With many Albertans sitting at home due to a lack of work in the oil industry, and thousands in Ontario set to be laid off by General Motors, Lynn Nottage’s Pulitzer-winning play about blue-collar workers in Reading, Pa., being at the mercy of apathetic executives who care more about profit than the well-being of their employees is sure to hit home for audiences at the Citadel Theatre.
The plot forces the audience to reflect on the consequences of working in a city that relies heavily on one industry. For the characters in Sweat, this includes friendships ending, financial poverty, alcoholism, drug addiction and race-related violence.
Though the theme of Sweat is serious, there is also plenty of dark humour mixed in to help ease the tension. One of the biggest laughs of the night comes when a character asks, “How come there’s no white history month?”
The play begins with two separate meetings between a parole officer and two men who have recently been released from prison.
The first meeting is with Jason (Chris W. Cook), a Caucasian man with a short temper and a Nazi tattoo on his neck. The second meeting is with Chris (Andrew Creightney), a clean-cut African-American who wants to finish his education.
Through separate conversations with the officer, it is revealed that Jason and Chris know each other. However, what led the two to be incarcerated at the same time is unknown.
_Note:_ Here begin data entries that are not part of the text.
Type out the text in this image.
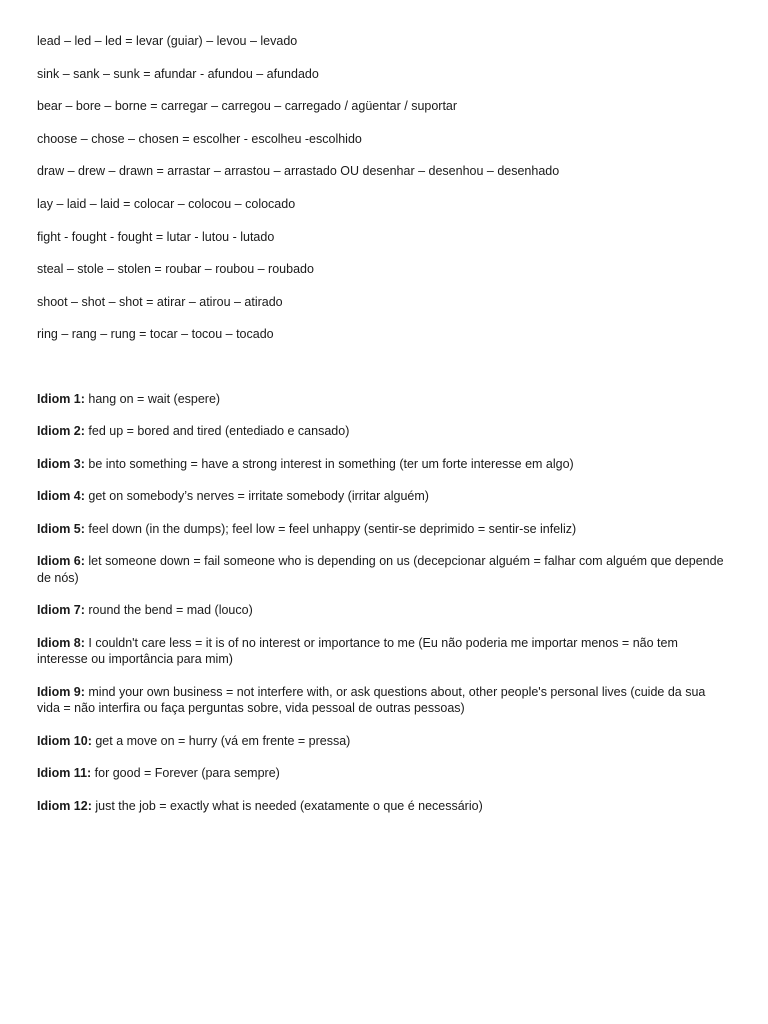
lead – led – led = levar (guiar) – levou – levado
sink – sank – sunk = afundar - afundou – afundado
bear – bore – borne = carregar – carregou – carregado / agüentar / suportar
choose – chose – chosen = escolher - escolheu -escolhido
draw – drew – drawn = arrastar – arrastou – arrastado OU desenhar – desenhou – desenhado
lay – laid – laid = colocar – colocou – colocado
fight - fought - fought = lutar - lutou - lutado
steal – stole – stolen = roubar – roubou – roubado
shoot – shot – shot = atirar – atirou – atirado
ring – rang – rung = tocar – tocou – tocado
Idiom 1: hang on = wait (espere)
Idiom 2: fed up = bored and tired (entediado e cansado)
Idiom 3: be into something = have a strong interest in something (ter um forte interesse em algo)
Idiom 4: get on somebody’s nerves = irritate somebody (irritar alguém)
Idiom 5: feel down (in the dumps); feel low = feel unhappy (sentir-se deprimido = sentir-se infeliz)
Idiom 6: let someone down = fail someone who is depending on us (decepcionar alguém = falhar com alguém que depende de nós)
Idiom 7: round the bend = mad (louco)
Idiom 8: I couldn't care less = it is of no interest or importance to me (Eu não poderia me importar menos = não tem interesse ou importância para mim)
Idiom 9: mind your own business = not interfere with, or ask questions about, other people's personal lives (cuide da sua vida = não interfira ou faça perguntas sobre, vida pessoal de outras pessoas)
Idiom 10: get a move on = hurry (vá em frente = pressa)
Idiom 11: for good = Forever (para sempre)
Idiom 12: just the job = exactly what is needed (exatamente o que é necessário)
To give the audience the answer, the plot jumps back in time to the lead-up to the 2000 U.S. presidential election, in a gritty bar where workers go to relax after a long day.
Tracey (Nicole St. Martin) and Cynthia (Marci T. House), longtime friends and the mothers of Jason and Chris, are loyal workers who have each put in more than 25 years at the local plant. Stan (Ashley Wright), the bartender who walks with a limp, also worked at the plant for close to 30 years before a work-related injury ended his career.
They’re often joined by Jessie (Lora Brovold), Bruce (Anthony Santiago) and Oscar (Alen Dominguez) – three characters who have their own adversities to face on a daily basis.
Through conversations in the bar, it is revealed that Reading is a blue-collar city where generation after generation of a family will work at the plant.
However, the executives at the plant do not have the same loyalty to their workers, and there is a divide between the people who work on “the floor” and those who “don’t want to get sweat on their diplomas.”
Friendships are lost and true colours are revealed when news breaks that the plant is moving jobs out of the country and locking out workers until the union agrees to a 60-per-cent pay cut.
The play is brilliantly directed by Valerie Planche, and each actor takes a turn tugging on the audience’s heartstrings while also getting laughs with their excellent comedic timing.
Sweat runs at the Citadel Theatre until Feb. 3.